I have written a file watcher in Python that will watch a specific folder in my laptop and whenever a new parquet file is created in it, the watcher will pull it and read the data inside using Pandas and construct a data frame from it.

Issue: It does all those activities with perfection except the last bit where it has to write the data to the data frame

Here is the code I have written:

# Imports and decalarations

import os
import sys
import time
import pathlib
import pandas as pd
import pyarrow.parquet as pq

from watchdog.observers import Observer
from watchdog.events import FileSystemEventHandler, PatternMatchingEventHandler
# Eventhandler class

class Handler(FileSystemEventHandler):
    
    def on_created(self, event):
        
        # Import Data

        filepath = pathlib.PureWindowsPath(event.src_path).as_posix()
        time.sleep(10) # To allow time to complete file write to disk
        dataset = pd.read_parquet(filepath, engine='pyarrow')
        dataset = dataset.reset_index(drop=True)
        dataset.head()

# Code to run for Python Interpreter

if __name__ == "__main__":
    
    path = r"D:\Folder1\Folder2\Folder3" # Path to watch
    
    observer = Observer()
    event_handler = Handler()
    observer.schedule(event_handler, path, recursive=True)
    observer.start()
    
    try:
        while(True):
            pass
            
    except KeyboardInterrupt:
        observer.stop()
        observer.join()

The expected output is the first five rows of the data frame, however, it shows me nothing and I get no error either.

Some Useful Information

  • I have been running this code in Jupyter Notebook.

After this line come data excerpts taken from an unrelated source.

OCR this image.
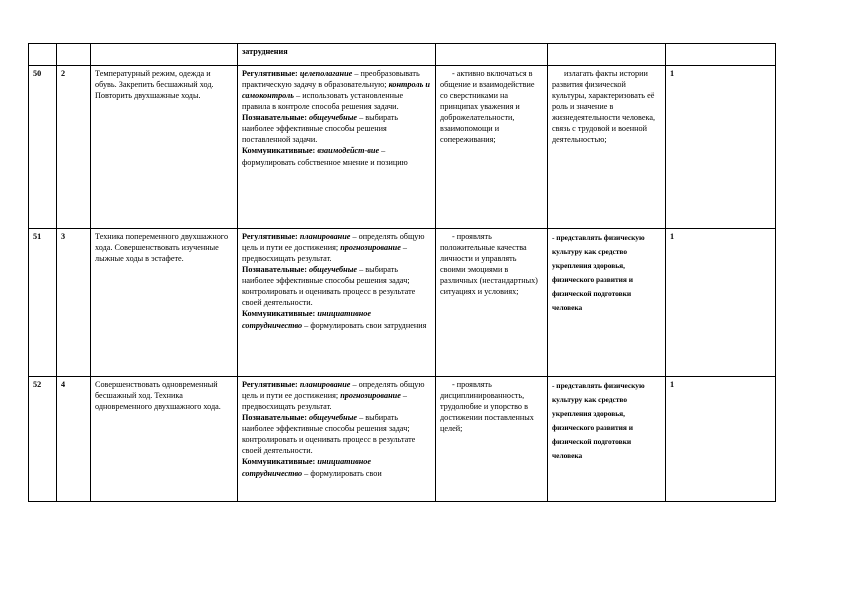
			затруднения			
50	2	Температурный режим, одежда и обувь. Закрепить бесшажный ход. Повторить двухшажные ходы.	Регулятивные: целеполагание – преобразовывать практическую задачу в образовательную; контроль и самоконтроль – использовать установленные правила в контроле способа решения задачи.
Познавательные: общеучебные – выбирать наиболее эффективные способы решения поставленной задачи.
Коммуникативные: взаимодейст-вие – формулировать собственное мнение и позицию	- активно включаться в общение и взаимодействие со сверстниками на принципах уважения и доброжелательности, взаимопомощи и сопереживания;	излагать факты истории развития физической культуры, характеризовать её роль и значение в жизнедеятельности человека, связь с трудовой и военной деятельностью;	1
51	3	Техника попеременного двухшажного хода. Совершенствовать изученные лыжные ходы в эстафете.	Регулятивные: планирование – определять общую цель и пути ее достижения; прогнозирование – предвосхищать результат.
Познавательные: общеучебные – выбирать наиболее эффективные способы решения задач; контролировать и оценивать процесс в результате своей деятельности.
Коммуникативные: инициативное сотрудничество – формулировать свои затруднения	- проявлять положительные качества личности и управлять своими эмоциями в различных (нестандартных) ситуациях и условиях;	- представлять физическую культуру как средство укрепления здоровья, физического развития и физической подготовки человека	1
52	4	Совершенствовать одновременный бесшажный ход. Техника одновременного двухшажного хода.	Регулятивные: планирование – определять общую цель и пути ее достижения; прогнозирование – предвосхищать результат.
Познавательные: общеучебные – выбирать наиболее эффективные способы решения задач; контролировать и оценивать процесс в результате своей деятельности.
Коммуникативные: инициативное сотрудничество – формулировать свои	- проявлять дисциплинированность, трудолюбие и упорство в достижении поставленных целей;	- представлять физическую культуру как средство укрепления здоровья, физического развития и физической подготовки человека	1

  • However, I have also run it in Spyder to see whether a data frame appears at all in its Variable Explorer section. But it didn't.

From this, the natural conclusion would be that the data frame isn't getting created at all. But this is what baffles me. Because I have successfully read this same parquet file from a somewhat less sophisticated code (below) yesterday where I fed the file path as a raw string.

# Less Sophisticated Code

filepath = r"D:\Folder1\Folder2\Folder3\filename.parquet"

dataset = pd.read_parquet(filepath, engine='pyarrow')
dataset = dataset.reset_index(drop=True) # Resets index of dataframe and replaces with integers
dataset.head()

Output Screenshot (In Jupyter Notebook)

Is the filepath the issue then? I am very happy to provide any other information you may need.

Edit: I have added a screenshot of the output from the code that did not have a file watcher


Solution

  • If you don't print dataset.head(), there will be nothing to display unlike dataset.info():

    class Handler(FileSystemEventHandler):
        
        def on_created(self, event):
            
            # Import Data
    
            filepath = pathlib.PureWindowsPath(event.src_path).as_posix()
            time.sleep(10) # To allow time to complete file write to disk
            dataset = pd.read_parquet(filepath, engine='pyarrow')
            dataset = dataset.reset_index(drop=True)
            print(dataset.head())  # <- HERE
    

    Else your code works for me.

    Note: prefer use Path instead of PureWindowsPath.